The construction of the fountain is attributed to the architect Gian Lorenzo Bernini, whose hand is in fact recognizable in the structure of the fountain: at the top of the fountain there are two tritons with the left hand holding a coat of arms, while with the right hand they hold a bugle. The basin below, in the shape of a shell valva, is supported by the twisted tails of a pair of monstrous-looking dolphins leaning against a base of pointed rocks. The current coat of arms at the center of the fountain is that of the Antamoro family, who bought the palace in the 18th Century and replaced the original coat of arms of the Rospigliosi family.
THE TRITON FOUNTAIN
Walking along the last stretch of Via del Tritone, you arrive in Barberini Square, dominated by the famous Triton Fountain, another masterpiece by Gian Lorenzo Bernini, which concludes our Itinerary V.
Built by the brilliant architect between 1642 and 1643, when the works for the completion of the great Barberini Palace were coming to an end, this fountain had, from the beginning, the function of decorating in a consonant way the widening placed in front of the monumental residence of the relatives of Pope Urban VIII.
This is the first fountain realized by Bernini, who experimented here some daring architectural solutions that he will successfully use a few years later, in the grandiose Fountain of the Four Rivers, in Navona Square. Discover it joining the City Center Tour of Rome Guides.
At the center of a large basin stand majestic four dolphins with a threatening expression, with their heads resting on a base placed under the surface of the water.

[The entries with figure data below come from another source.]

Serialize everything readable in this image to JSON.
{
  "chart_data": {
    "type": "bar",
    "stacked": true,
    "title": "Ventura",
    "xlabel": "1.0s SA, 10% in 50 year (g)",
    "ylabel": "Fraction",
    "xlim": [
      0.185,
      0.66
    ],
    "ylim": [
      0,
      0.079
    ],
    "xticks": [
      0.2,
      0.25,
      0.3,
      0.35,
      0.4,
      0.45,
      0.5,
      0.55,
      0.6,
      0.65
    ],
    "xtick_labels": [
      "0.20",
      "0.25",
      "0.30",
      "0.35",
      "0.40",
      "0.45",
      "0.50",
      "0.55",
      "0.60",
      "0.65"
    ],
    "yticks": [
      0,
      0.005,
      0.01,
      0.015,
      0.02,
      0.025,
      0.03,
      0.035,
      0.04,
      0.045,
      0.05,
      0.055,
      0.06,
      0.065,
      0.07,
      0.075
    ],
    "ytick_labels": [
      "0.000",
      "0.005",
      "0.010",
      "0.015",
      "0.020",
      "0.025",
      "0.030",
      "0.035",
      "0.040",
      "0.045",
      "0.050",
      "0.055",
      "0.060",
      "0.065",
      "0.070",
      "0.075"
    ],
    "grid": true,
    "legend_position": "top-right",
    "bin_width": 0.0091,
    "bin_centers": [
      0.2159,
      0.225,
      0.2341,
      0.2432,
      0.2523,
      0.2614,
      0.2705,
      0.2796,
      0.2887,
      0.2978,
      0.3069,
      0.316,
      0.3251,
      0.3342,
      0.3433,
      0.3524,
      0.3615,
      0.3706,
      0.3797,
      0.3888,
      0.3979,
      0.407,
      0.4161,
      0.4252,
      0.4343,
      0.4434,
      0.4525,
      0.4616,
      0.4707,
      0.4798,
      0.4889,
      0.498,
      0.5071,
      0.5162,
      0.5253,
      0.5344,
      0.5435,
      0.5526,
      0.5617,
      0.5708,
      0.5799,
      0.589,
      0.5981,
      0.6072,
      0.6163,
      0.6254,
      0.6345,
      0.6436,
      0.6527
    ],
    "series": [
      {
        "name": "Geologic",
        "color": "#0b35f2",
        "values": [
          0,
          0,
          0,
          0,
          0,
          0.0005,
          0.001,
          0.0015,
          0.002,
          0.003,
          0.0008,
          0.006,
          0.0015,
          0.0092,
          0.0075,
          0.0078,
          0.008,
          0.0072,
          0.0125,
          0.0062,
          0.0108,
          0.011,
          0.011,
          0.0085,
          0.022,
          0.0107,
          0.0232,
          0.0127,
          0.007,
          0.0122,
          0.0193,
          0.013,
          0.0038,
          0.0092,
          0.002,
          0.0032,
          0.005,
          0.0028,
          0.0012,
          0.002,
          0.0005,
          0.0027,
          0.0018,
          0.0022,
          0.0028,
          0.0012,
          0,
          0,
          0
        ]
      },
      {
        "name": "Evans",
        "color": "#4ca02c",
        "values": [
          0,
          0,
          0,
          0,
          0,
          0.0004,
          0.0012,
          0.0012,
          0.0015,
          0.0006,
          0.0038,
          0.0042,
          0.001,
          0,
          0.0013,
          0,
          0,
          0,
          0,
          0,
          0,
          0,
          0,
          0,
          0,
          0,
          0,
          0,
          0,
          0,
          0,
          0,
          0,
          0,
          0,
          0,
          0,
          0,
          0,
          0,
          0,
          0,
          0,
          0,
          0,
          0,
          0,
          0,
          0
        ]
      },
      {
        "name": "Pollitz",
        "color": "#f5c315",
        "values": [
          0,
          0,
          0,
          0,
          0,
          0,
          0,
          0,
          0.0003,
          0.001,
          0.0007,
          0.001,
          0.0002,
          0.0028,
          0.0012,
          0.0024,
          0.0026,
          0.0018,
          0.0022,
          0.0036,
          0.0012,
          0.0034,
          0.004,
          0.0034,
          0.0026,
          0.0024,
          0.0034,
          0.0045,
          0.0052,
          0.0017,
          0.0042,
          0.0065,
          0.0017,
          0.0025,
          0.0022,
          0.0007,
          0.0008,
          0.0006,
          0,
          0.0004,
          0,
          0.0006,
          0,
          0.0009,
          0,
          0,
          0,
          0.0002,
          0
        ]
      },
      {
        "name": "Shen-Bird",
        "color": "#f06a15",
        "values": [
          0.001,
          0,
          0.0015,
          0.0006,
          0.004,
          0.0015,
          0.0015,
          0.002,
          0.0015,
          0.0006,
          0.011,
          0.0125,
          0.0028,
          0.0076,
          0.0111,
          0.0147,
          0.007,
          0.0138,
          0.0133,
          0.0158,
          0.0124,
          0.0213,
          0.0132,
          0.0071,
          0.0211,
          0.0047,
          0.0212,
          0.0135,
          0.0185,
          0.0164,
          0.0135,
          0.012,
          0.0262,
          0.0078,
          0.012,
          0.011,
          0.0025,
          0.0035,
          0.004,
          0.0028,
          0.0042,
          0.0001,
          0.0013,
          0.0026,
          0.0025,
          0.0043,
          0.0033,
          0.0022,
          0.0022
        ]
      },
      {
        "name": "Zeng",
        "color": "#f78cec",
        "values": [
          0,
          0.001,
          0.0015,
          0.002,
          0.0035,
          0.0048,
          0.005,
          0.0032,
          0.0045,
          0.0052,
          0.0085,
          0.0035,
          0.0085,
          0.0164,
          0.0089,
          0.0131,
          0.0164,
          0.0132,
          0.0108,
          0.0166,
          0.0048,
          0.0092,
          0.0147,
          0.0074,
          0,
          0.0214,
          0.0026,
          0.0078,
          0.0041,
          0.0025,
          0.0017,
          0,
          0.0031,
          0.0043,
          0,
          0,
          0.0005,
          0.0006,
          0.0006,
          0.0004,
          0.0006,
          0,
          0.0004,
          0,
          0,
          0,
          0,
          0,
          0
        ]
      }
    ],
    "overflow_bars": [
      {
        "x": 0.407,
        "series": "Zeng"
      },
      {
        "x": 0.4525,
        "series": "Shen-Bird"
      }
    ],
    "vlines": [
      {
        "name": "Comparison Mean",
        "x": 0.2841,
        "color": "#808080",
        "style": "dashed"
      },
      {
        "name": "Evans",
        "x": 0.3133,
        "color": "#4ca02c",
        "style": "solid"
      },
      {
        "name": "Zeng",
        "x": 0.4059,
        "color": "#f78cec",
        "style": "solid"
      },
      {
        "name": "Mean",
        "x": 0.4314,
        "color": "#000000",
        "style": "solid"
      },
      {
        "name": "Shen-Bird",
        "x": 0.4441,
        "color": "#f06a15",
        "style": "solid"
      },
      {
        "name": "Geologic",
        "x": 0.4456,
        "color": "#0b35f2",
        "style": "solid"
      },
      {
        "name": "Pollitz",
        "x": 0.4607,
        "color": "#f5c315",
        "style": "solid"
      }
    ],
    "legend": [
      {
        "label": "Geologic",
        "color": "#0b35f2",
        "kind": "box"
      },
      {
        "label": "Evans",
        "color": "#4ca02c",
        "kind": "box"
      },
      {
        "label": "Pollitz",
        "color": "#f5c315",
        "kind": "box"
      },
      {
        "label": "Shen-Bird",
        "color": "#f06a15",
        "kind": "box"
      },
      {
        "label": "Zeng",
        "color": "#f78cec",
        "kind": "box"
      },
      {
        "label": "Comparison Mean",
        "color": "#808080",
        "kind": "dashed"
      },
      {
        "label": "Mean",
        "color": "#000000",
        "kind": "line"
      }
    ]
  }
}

The tails of the fish are facing upwards, twisted in such a way as to support two coats of arms with the Barberini bees and a double-valve shell, on which a mighty newt is placed, with its head turned backwards, all concentrated in the effort of blowing into a large peel, which supports with both hands.
And it is from the heart of the shell that the water gushes out with a very high gush, wetting the entire composition below, made entirely of travertine. It is an authentic monument to the Barberini dynasty, the wealthy patrons of the artist, and in particular to Urban VIII: the coats of arms with bees (heraldic symbol of the family) are in fact surmounted by the papal emblems.